Klaim Tidak Bersalah, Penyuap Rektor Unila Minta Dibebaskan

Bandar Lampung, IDN Times - Terdakwa korupsi suap penerimaan mahasiswa baru (PMB) Universitas Lampung (Unila) jalur mandiri 2022, Andi Desfiandi mengaku tidak bersalah dan memohon majelis hakim membebaskan dari tuntutan 2 tahun penjara dan denda Rp200 juta.
Permohonan itu disampaikan tim Penasihat Hukum Andi Desfiandi saat membacakan nota pembelaan atau pledoi di ruang Bagir Manan, PN Tipikor Tanjungkarang, Selasa (9/1/2023).
"Kami penasihat hukum terdakwa, memohon majelis hakim untuk membebaskan terdakwa dan atau menolak segala dakwaan penuntut umum secara keseluruhan karena tidak terbukti," ujar Penasihat Hukum Andi Desfiandi, Ahmad Handoko.
1. Tidak ada kesepakatan awal, uang Rp250 juta bukan suap

Pascapersidangan Handoko menyampaikan, sebagaimana telah diuraikan penuntut umum dalam sidang tuntutan menyatakan, terdakwa Andi Desfiandi terbukti memberikan uang Rp250 juta kepada Rektor Unila nonaktif Prof Kanomani untuk mempengaruhi dan menentukan kelulusan mahasiswa titipan Zalfa Aditia Putra tidak terbukti.
Pasalnya, semua saksi utama dalam perkara tersebut kompak menyebut tidak pernah menjalin kata kesepakatan awal, bahwa uang itu diperuntukkan sebagai mahar kelulusan mahasiswa Zalfa.
"Jadi unsur dari Pasal 5 ayat 1 huruf a maupun B yaitu, pasal terkait suap kan harus ada kesepakatan dan kesadaran, bahwa pemberian itu ada kaitan dengan hal yang diminta. Ini tidak terbukti dipersidangan, baik dari keterangan saksi maupun dari bukti elektronik," imbuh Handoko.
2. Fakta persidangan menunjukkan perkara ranah gratifikasi

Berdasarkan proses tersebut, Handoko menegaskan, seluruh rangkaian fakta persidangan itu menyatakan kasus sebagai gratifikasi.
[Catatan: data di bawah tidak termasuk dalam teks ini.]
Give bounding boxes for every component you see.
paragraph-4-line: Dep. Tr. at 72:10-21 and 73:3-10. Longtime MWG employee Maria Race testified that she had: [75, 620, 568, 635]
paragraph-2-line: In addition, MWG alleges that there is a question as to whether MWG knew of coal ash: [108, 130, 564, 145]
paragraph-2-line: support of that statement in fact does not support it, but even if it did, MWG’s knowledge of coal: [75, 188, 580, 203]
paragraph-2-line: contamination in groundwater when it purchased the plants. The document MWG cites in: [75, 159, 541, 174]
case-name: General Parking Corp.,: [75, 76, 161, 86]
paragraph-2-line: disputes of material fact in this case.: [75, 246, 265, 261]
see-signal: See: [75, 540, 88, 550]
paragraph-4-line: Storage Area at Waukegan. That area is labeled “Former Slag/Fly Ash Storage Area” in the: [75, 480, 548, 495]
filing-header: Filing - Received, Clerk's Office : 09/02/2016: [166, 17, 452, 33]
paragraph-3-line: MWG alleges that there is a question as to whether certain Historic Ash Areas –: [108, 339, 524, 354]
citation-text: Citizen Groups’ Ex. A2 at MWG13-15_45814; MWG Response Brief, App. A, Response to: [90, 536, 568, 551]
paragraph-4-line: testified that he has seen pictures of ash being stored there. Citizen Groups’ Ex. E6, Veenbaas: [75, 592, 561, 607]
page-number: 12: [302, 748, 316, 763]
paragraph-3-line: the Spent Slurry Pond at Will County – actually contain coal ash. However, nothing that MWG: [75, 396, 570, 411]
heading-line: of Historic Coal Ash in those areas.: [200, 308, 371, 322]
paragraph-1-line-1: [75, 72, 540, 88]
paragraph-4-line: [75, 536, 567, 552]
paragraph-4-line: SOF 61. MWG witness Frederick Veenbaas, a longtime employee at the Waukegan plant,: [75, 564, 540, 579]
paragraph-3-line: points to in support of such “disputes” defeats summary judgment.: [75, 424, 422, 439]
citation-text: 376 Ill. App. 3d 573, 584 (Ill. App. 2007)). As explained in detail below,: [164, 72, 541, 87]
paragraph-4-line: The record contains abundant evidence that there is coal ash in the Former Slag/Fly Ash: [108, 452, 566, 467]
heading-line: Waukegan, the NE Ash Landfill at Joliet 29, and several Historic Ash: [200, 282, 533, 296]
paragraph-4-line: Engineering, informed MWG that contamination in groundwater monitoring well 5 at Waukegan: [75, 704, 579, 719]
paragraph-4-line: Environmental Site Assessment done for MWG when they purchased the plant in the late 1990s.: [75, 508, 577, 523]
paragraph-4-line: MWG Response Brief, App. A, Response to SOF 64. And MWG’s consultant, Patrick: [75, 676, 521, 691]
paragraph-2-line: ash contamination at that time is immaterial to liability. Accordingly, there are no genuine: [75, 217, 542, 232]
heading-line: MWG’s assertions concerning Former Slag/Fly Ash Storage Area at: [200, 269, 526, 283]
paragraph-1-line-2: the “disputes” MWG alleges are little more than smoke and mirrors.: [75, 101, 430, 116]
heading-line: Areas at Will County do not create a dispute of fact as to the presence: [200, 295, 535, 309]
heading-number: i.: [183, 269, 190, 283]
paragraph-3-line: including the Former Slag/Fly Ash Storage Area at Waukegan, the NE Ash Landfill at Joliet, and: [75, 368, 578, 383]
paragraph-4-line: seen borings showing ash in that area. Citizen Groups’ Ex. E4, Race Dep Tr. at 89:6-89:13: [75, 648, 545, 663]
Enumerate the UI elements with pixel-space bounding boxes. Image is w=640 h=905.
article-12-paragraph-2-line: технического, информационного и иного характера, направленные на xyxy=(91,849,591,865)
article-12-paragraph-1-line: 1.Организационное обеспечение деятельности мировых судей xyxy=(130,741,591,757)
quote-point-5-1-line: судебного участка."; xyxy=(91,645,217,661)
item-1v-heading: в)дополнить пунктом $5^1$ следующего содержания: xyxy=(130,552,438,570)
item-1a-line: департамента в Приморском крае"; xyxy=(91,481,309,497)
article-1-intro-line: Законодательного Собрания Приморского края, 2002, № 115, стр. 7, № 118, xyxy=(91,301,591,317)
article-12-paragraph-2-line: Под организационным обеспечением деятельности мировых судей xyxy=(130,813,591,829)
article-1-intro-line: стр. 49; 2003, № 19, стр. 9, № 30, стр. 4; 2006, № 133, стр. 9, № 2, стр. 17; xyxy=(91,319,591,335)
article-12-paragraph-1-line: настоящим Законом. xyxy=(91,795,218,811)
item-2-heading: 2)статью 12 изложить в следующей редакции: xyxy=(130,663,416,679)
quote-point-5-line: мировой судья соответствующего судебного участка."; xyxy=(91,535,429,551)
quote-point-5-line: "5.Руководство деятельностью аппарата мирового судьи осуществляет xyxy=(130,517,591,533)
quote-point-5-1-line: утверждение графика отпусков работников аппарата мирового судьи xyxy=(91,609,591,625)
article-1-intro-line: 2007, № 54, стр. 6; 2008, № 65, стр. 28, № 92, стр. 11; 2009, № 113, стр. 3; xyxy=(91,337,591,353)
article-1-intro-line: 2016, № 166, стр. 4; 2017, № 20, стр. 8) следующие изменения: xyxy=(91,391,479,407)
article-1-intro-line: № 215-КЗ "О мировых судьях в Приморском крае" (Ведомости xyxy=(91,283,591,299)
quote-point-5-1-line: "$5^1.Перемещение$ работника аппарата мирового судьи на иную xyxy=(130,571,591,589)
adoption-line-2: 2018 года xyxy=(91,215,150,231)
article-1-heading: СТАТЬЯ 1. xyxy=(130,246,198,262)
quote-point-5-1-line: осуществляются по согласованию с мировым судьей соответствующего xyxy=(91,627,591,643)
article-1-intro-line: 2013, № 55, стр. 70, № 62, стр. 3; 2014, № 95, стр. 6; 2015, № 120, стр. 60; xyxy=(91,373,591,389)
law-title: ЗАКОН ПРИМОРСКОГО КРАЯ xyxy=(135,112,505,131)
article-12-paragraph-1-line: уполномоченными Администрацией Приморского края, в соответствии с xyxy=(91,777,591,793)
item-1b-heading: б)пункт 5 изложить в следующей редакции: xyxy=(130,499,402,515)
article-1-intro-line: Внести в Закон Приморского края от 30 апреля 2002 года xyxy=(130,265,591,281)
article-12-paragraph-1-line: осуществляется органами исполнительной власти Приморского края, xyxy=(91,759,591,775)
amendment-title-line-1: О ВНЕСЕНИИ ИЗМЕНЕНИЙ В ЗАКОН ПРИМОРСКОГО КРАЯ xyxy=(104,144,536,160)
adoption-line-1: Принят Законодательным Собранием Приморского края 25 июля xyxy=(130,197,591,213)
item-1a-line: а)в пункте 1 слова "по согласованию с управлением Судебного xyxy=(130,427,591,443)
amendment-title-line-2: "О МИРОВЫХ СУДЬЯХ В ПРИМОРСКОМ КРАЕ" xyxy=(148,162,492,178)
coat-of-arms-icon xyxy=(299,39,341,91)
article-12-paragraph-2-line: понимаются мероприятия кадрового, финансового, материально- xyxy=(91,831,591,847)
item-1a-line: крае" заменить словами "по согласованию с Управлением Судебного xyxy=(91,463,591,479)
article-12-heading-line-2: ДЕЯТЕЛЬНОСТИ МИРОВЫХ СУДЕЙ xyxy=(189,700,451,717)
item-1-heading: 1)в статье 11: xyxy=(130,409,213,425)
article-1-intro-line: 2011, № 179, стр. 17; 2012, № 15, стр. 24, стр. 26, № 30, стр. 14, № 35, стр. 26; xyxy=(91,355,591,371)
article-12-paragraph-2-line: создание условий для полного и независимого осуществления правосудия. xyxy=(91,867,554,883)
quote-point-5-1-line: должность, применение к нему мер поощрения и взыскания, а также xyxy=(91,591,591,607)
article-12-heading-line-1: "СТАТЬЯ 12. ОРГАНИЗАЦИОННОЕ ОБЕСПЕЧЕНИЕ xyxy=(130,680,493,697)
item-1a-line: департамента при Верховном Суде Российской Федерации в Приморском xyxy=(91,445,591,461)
Maka sang klien, selaku pemberi uang tidak dapat dimintai pertanggungjawaban pidana.
Menurutnya, perkara tersebut sama seperti hasil putusan Mahkamah Agung, dalam perkara Samin Tan diputus Juni 2022 telah memberikan uang kepada anggota DPR RI Eni, terdakwa kasus suap PLTU Riau-1 Eni Maulani Saragih.
"Eni menerima gratifikasi, ternyata si pemberi tidak dapat dipidana. Maka pak Samin Tan dibebaskan. Jadi pemberian uang itu harus ada kesepakatan, untuk apa uang ini. Nah ini tidak ada dalam fakta persidangan," ungkap dia.
3. Terdakwa tidak boleh dihukum

Lebih lanjut tim penasihat hukum beranggapan, delik pidana suap penuntut umum hanya sebatas mensyaratkan adanya kesepakatan. Artinya, terdapat kesepakatan antar pihak pemberi dan penerima guna memuluskan tujuan tertentu.
"Ini gratifikasi, maka berdasarkan Pasal 1 ayat 1 KUHP itu perbuatan yang belum diatur pidana nya. Sehingga tidak boleh orang itu dihukum dengan perbuatan tersebut," tandas Handoko.